From a policy signal perspective, divergences are rapidly widening. On the one hand, Federal Reserve officials lean towards maintaining high interest rates in the long term or even postponing the timing of rate cuts (some views extending to 2027), reflecting vigilance against runaway inflation expectations. On the other hand, on the fiscal side, pressure is beginning to shift monetary policy, with Brainard explicitly advocating for faster rate cuts and hinting that tariffs may return in July, implying that future "tariff + energy" double cost pressures may simultaneously impact inflation. This internal policy inconsistency makes it difficult for the market to form stable expectations, leading funds to shift towards short-term event-driven and hedge allocations.
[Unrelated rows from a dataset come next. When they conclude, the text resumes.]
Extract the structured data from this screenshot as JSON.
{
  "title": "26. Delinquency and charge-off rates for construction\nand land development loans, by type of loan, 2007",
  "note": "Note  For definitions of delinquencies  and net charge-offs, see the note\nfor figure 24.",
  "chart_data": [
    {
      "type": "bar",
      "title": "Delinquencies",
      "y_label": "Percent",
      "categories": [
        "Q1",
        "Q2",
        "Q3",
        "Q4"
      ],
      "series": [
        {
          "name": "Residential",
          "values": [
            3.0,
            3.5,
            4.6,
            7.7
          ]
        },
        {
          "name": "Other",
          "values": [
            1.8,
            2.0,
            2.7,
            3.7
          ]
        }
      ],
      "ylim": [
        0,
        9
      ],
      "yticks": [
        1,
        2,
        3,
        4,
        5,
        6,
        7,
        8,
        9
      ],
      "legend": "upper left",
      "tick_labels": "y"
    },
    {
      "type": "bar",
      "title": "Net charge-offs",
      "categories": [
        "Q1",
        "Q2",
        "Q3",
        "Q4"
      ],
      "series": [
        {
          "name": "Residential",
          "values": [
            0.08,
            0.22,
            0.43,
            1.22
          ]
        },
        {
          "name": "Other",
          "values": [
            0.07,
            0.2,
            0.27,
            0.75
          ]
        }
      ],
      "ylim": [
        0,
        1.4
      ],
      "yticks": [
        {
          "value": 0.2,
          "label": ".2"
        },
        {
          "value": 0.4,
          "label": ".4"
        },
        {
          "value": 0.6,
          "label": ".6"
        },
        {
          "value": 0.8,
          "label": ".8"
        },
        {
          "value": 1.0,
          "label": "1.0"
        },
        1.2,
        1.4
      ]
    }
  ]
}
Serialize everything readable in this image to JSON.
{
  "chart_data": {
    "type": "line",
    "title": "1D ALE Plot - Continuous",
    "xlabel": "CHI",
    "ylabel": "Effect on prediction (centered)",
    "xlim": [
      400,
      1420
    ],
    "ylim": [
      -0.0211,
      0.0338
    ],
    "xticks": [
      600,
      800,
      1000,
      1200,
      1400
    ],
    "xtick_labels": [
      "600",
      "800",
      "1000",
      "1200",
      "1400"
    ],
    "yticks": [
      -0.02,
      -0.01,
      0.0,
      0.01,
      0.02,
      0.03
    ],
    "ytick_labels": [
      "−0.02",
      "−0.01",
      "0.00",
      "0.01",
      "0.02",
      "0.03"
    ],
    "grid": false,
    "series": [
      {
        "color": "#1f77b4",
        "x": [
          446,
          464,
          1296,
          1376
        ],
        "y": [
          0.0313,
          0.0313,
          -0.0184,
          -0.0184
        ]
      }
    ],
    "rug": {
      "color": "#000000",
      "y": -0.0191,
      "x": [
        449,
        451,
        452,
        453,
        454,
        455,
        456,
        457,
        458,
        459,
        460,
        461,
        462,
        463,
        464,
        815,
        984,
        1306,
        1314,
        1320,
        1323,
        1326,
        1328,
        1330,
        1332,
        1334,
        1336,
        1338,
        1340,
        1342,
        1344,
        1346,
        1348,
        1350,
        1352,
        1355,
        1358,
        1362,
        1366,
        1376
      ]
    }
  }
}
The cross-market structure is also gradually becoming clear: high energy prices → PPI uptrend → subsequent CPI pressure → expectation of sustained high rates. However, the IMF has simultaneously downgraded its global growth forecast to 3.1%, indicating a weakening on the demand side. This combination of "unresolved inflation + growth downgrade" is gradually pushing the market closer to a stagflation framework but has not fully entered it yet. Consequently, funds are oscillating between "inflation trades" and "recession trades," causing the sources of volatility to become more unstable.
Returning to the crypto market, BTC has now entered a phase of repeated game-playing in a high liquidity zone. Looking at the liquidation distribution, the 75,000–77,000 range is the main short pressure and liquidation zone, with untriggered high-density liquidity still present above (extending to around 78,000 above 77,000), indicating that once breached, a liquidation-driven passive uptrend will dominate. However, the current price has failed to stabilize above after multiple tests, indicating insufficient active buying pressure. A short-term structural support has formed near 74,000, with the more critical support zone still in the 70,800–72,000 range. If the price falls back to this range, it will retest the market's true willingness to support.